During the course of the book, Klim vividly chronicles the culture of the Potuans, their religion, their way of life and the many different countries located on Nazar. After his two-month-long circumnavigation on foot, he is appalled by the fact that men and women are equal and share the same kind of jobs, so he files a suggestion to the Lord of Potu to remove women from higher positions in society. His suggestion is poorly received and he is sentenced to be exiled to the inner rim of the Earth's crust. There he becomes familiar with a country inhabited by sentient monkeys, and after a few years he becomes emperor of the land of Quama, inhabited by the only creatures in the Underworld that look like humans. There, he marries and fathers a son. But again he is driven from hearth and home due to his tyranny and as he escapes he falls into a hole, which carries him through the crust and back up to Bergen again.

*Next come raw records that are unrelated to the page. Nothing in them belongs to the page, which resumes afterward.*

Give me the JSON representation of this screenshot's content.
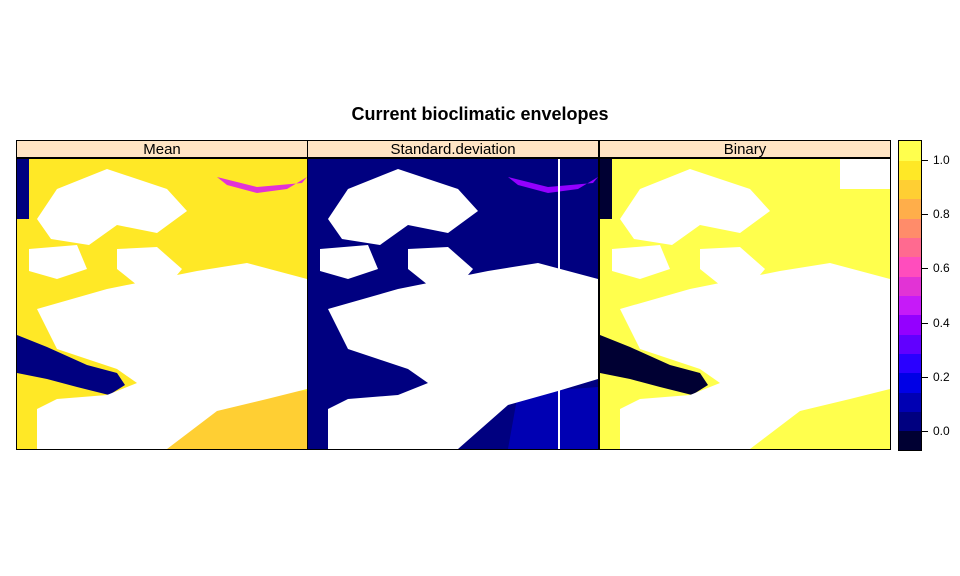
{
  "chart_data": {
    "type": "heatmap",
    "title": "Current bioclimatic envelopes",
    "panels": [
      {
        "name": "Mean",
        "value_min": 0.0,
        "value_max": 1.0,
        "land_value": null
      },
      {
        "name": "Standard.deviation",
        "value_min": 0.0,
        "value_max": 0.6,
        "land_value": null
      },
      {
        "name": "Binary",
        "value_min": 0.0,
        "value_max": 1.0,
        "land_value": null
      }
    ],
    "colorkey": {
      "ticks": [
        "0.0",
        "0.2",
        "0.4",
        "0.6",
        "0.8",
        "1.0"
      ],
      "tick_values": [
        0.0,
        0.2,
        0.4,
        0.6,
        0.8,
        1.0
      ],
      "range": [
        -0.07,
        1.07
      ],
      "colors": [
        "#000033",
        "#000080",
        "#0000b3",
        "#0000e6",
        "#2a00ff",
        "#6100ff",
        "#9400ff",
        "#c61af8",
        "#e233d5",
        "#ff4dbd",
        "#ff6a90",
        "#ff8c6a",
        "#ffae4a",
        "#ffcf33",
        "#ffe826",
        "#ffff4d"
      ]
    }
  }
}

There, he is mistaken by the townsfolk to be the Wandering Jew, mostly due to a lingual misunderstanding (he asks a couple of young boys where he is in quamittian, which is Jeru Pikal Salim, and the boys think he is talking about Jerusalem). He learns that he has been away for twelve years, and is taken in by his old friend, mayor Abelin, who writes down everything Klim tells him. He later receives a job as principal of the college of Bergen, and marries.

==English translations==
1. Anonymous (1742)
2. Anonymous (1828)
3. John Gierlow from the Danish translation (1845)
4. James I. McNelis Jr. (1960)

== Influence ==
- Holberg knew that the satirical content of the novel would cause an uproar in Denmark-Norway, so the book was first published in Germany, in Latin. He thus reached a broader audience than he would have in his homeland. The novel made him widely acclaimed across Europe. Danish, German, French, and Dutch translations were also published in 1741.
- The book is significant in the history of science fiction, being one of the first science-fiction novels in history along with Lucian's (125–180 AD) A True Story, Johannes Kepler's Somnium (The Dream, 1634), Cyrano de Bergerac's Comical History of the States and Empires of the Moon (1656), Margaret Cavendish's The Blazing World (1666), Jonathan Swift's Gulliver's Travels (1726), and Voltaire's Micromégas (1752). Along with a number of those stories, an excerpt was included in the anthology The Road to Science Fiction, Volume 1: From Gilgamesh to Wells.
- The novel was a model for the satirical allegory Improbable Fables, or a Jorney to the Center of the Earth by Russian writer Faddei Bulgarin.
- The work is referenced in Poe's "The Fall of the House of Usher".
- It is one of the first science fiction novels to use the Hollow Earth concept.
- The Danish Communist author and artist Hans Scherfig [1905–1979] created a graphic retelling of "Niels Klims underjordiske rejse", which was originally published in the Danish newspaper Land og folk [Country and people] from 3 July 1955 to 21 January 1956 and later as a book at Sirius Publishing House, Risskov, Denmark in October 1961.
- The story was adapted to a costly 3 episode TV-series for The Danish Broadcasting Corporation in 1984, starring actor Frits Helmuth in the title role.

==Allusions==
- In one chapter, Klim refers to Pliny the Elder and his Naturalis Historia when he feels that his descriptions of the Underworld inhabitants would seem too incredible for other humans to believe.
- There are a few characters in the book that were actual persons. Niels Klim (died 1690) was employed at Holy Cross Church, a church in downtown Bergen, as bellringer. He was also a retailer of books and a publisher. Klim's friend in the book, Mayor Abelin, was also a real person named Rasmus Christenssen Abelin, and he was mayor of Bergen in Klim's lifetime.